Shuttles do just what their name implies. They shuttle the weft back and forth as you weave your cloth. Here are some ways to think about selecting a shuttle for your rigid-heddle weaving.
Stick shuttles come with most rigid-heddle looms and are available in a wide variety of sizes. I like to pick a shuttle that is a little bit longer than the width of my project. This way, as I’m weaving, I’m unwinding about the right amount of yarn with each pass of the shuttle. If my shuttle is wider than my project, I wind off too much yarn and that can get unwieldy.
Stick shuttles can be used for any project and they require no extra equipment, such as winders. If you utilize the edges as well as the middle, they can hold a lot of yarn. I keep them in jars with leftover project yarn still on them to use as headers for future projects. I keep my eye out for handmade shuttles to add to my collection.
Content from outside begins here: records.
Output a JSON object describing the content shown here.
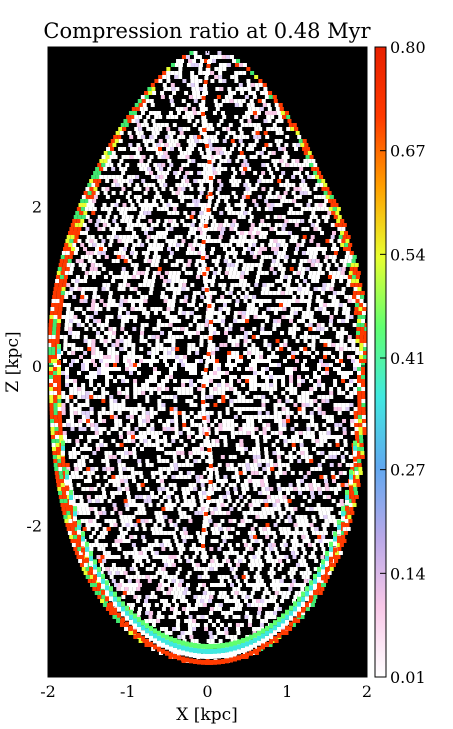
{
  "chart_data": {
    "type": "heatmap",
    "title": "Compression ratio at  0.48 Myr",
    "xlabel": "X [kpc]",
    "ylabel": "Z [kpc]",
    "xlim": [
      -2,
      2
    ],
    "ylim": [
      -3.9,
      4.0
    ],
    "x_ticks": [
      -2,
      -1,
      0,
      1,
      2
    ],
    "x_tick_labels": [
      "-2",
      "-1",
      "0",
      "1",
      "2"
    ],
    "y_ticks": [
      -2,
      0,
      2
    ],
    "y_tick_labels": [
      "-2",
      "0",
      "2"
    ],
    "colorbar": {
      "min": 0.01,
      "max": 0.8,
      "ticks": [
        0.8,
        0.67,
        0.54,
        0.41,
        0.27,
        0.14,
        0.01
      ],
      "tick_labels": [
        "0.80",
        "0.67",
        "0.54",
        "0.41",
        "0.27",
        "0.14",
        "0.01"
      ],
      "colors": [
        "#ffffff",
        "#f8c8e8",
        "#b8a8e8",
        "#60a8f0",
        "#40e8e0",
        "#60ff70",
        "#e8ff30",
        "#ffa000",
        "#ff3a00",
        "#e82000"
      ]
    },
    "background_color": "#000000",
    "grid": false
  }
}
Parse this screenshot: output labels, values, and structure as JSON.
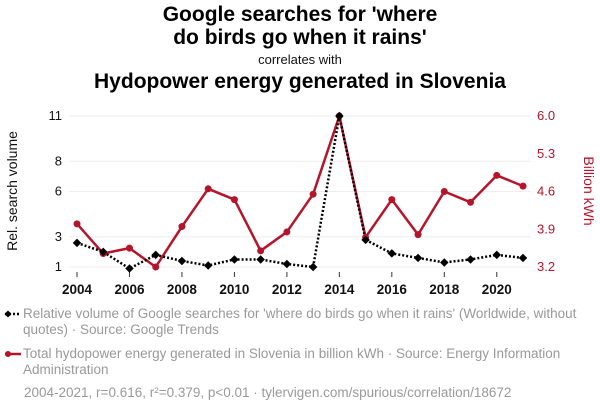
{
  "header": {
    "title_line1": "Google searches for 'where",
    "title_line2": "do birds go when it rains'",
    "correlates": "correlates with",
    "subtitle": "Hydopower energy generated in Slovenia"
  },
  "colors": {
    "series1": "#000000",
    "series2": "#b5152b",
    "grid": "#eeeeee"
  },
  "chart_data": {
    "type": "line",
    "x": [
      2004,
      2005,
      2006,
      2007,
      2008,
      2009,
      2010,
      2011,
      2012,
      2013,
      2014,
      2015,
      2016,
      2017,
      2018,
      2019,
      2020,
      2021
    ],
    "x_ticks": [
      "2004",
      "2006",
      "2008",
      "2010",
      "2012",
      "2014",
      "2016",
      "2018",
      "2020"
    ],
    "xlim": [
      2004,
      2021
    ],
    "series": [
      {
        "name": "Relative volume of Google searches for 'where do birds go when it rains'",
        "axis": "left",
        "style": "dotted-diamond",
        "values": [
          2.6,
          2.0,
          0.9,
          1.8,
          1.4,
          1.1,
          1.5,
          1.5,
          1.2,
          1.0,
          11.0,
          2.8,
          1.9,
          1.6,
          1.3,
          1.5,
          1.8,
          1.6
        ]
      },
      {
        "name": "Total hydopower energy generated in Slovenia in billion kWh",
        "axis": "right",
        "style": "solid-circle",
        "values": [
          4.0,
          3.45,
          3.55,
          3.2,
          3.95,
          4.65,
          4.45,
          3.5,
          3.85,
          4.55,
          6.0,
          3.75,
          4.45,
          3.8,
          4.6,
          4.4,
          4.9,
          4.7
        ]
      }
    ],
    "left_axis": {
      "label": "Rel. search volume",
      "ticks": [
        "1",
        "3",
        "6",
        "8",
        "11"
      ],
      "tick_values": [
        1,
        3,
        6,
        8,
        11
      ],
      "ylim": [
        1,
        11
      ]
    },
    "right_axis": {
      "label": "Billion kWh",
      "ticks": [
        "3.2",
        "3.9",
        "4.6",
        "5.3",
        "6.0"
      ],
      "tick_values": [
        3.2,
        3.9,
        4.6,
        5.3,
        6.0
      ],
      "ylim": [
        3.2,
        6.0
      ]
    }
  },
  "legend": {
    "item1": "Relative volume of Google searches for 'where do birds go when it rains' (Worldwide, without quotes) · Source: Google Trends",
    "item2": "Total hydopower energy generated in Slovenia in billion kWh · Source: Energy Information Administration"
  },
  "footer": "2004-2021, r=0.616, r²=0.379, p<0.01 · tylervigen.com/spurious/correlation/18672"
}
Occasionally, I use a belt shuttle. These shuttles have a beveled edge on one side, and you only wind the warp on one edge to keep the profile of the shuttle as slim as possible. I use this style for warp-faced or highly warp-emphasis weaves and beat with the beveled side only on a closed shed. (See this blog post for more information on closed sheds.)
There are also ski shuttles and rag shuttles designed to hold extremely bulky yarn or fabric. The flat bottom allows the shuttle to skim the surface of the bottom shed of the warp. This style of shuttles are most often used when weaving rags or weft-faced fabric where the sett is more open. They tend to come in long lengths, which as I mentioned above, can lead to winding more yarn or fabric than I need. If I’m weaving with rags, I wind them on a stick shuttle using only the middle of the shuttle, laying the fabric flat.
Boat shuttles are more expensive and require some kind of winder. You can get a proper bobbin winder, or some folks DIY it use a household drill. Having one with a low speed is important, otherwise the process is bound to get away from you. (Ask me how I know.) There are nifty adaptors available that make the process easier to manage. For years, I hand wound my bobbins until I could afford a winder.
Boat shuttles are designed to use on a floor loom that has a race, a wood shelf that sits on the beater. The weaver throws the shuttle across this shelf, rather than the warp itself. The race helps guide the shuttle and keeps it from falling through the bottom of the shed. Floor loom weavers don’t place the yarn the same way a rigid-heddle weaver might. They throw the shuttle with one hand, catch it with another, then beat the yarn into place with their free hand. A rigid-heddle weaver needs to put the shuttle down and beat with two hands, since rigid-heddle looms don’t have a fixed beater and it is hard to get a straight fell line with one hand. (This is one of the key differences between the two looms—rigid-heddle looms aid in efficient warping, and floor looms aid in efficient weaving.)
When using a boat shuttle on a rigid-heddle loom, you are passing the yarn across the warp, not across a piece of wood. Therefore, you want to have really tight tension to support the boat and keep it from slipping through the bottom layer of the shed and crashing. If your tension is tight enough, you can throw a shuttle across the warp, much like a weaver would on a loom with a race.
I turn to boat shuttles when I’m using fine threads, such as 8/2 cotton, fine linens, or lace-weight wools. Fine yarn is easier to manage on a bobbin and the density of the warp supports the boat better. You can also swap out the bobbins easily if you are doing a lot of colorwork.
Boats are available in a variety of heights, lengths, and with open or closed bottoms. For rigid-heddle weavers, I suggest a closed bottom, low profile shuttle, 1 1/8” high or less. This allows the shuttle to easily pass through the relatively narrow shed height of a rigid-heddle loom. Closed-bottom boats glide more easily across the warp and are less likely to snag. Open bottom boats are lighter than closed bottoms, but that weight difference with the style of weaving we are doing isn’t as much of a factor as it is for floor loom weavers.
I have a particular crush on the Leclerc Styrene boat shuttles. I know most weavers prefer wood, but I like the sharp points they have that makes it easy to scoop selvedges, particularly when weaving pick-up or twill.
End delivery or end feed shuttles are also worth mentioning. They use a tapered bobbin called a pirn and they have a tensioning mechanism. This keeps even tension on the yarn while releasing and prevents too much yarn from spilling off the pin. They aid the floor loom weaver in creating even selvedges by putting slight tension on the yarn as it wraps around the last thread. Because of the way we rigid-heddle weavers weave, I haven’t found them as useful, but I’ve also not worked with them that much. Buster Bay makes a closed bottom, end feed shuttle that is sized well for a rigid-heddle weaver although I’ve not tried it personally.
Part of the joy of weaving is slowly gathering all the tools over time. I look at my shuttle collection and remember where I got them, or who gifted them to me, and remember all those (mostly) pleasant hours spent at the loom.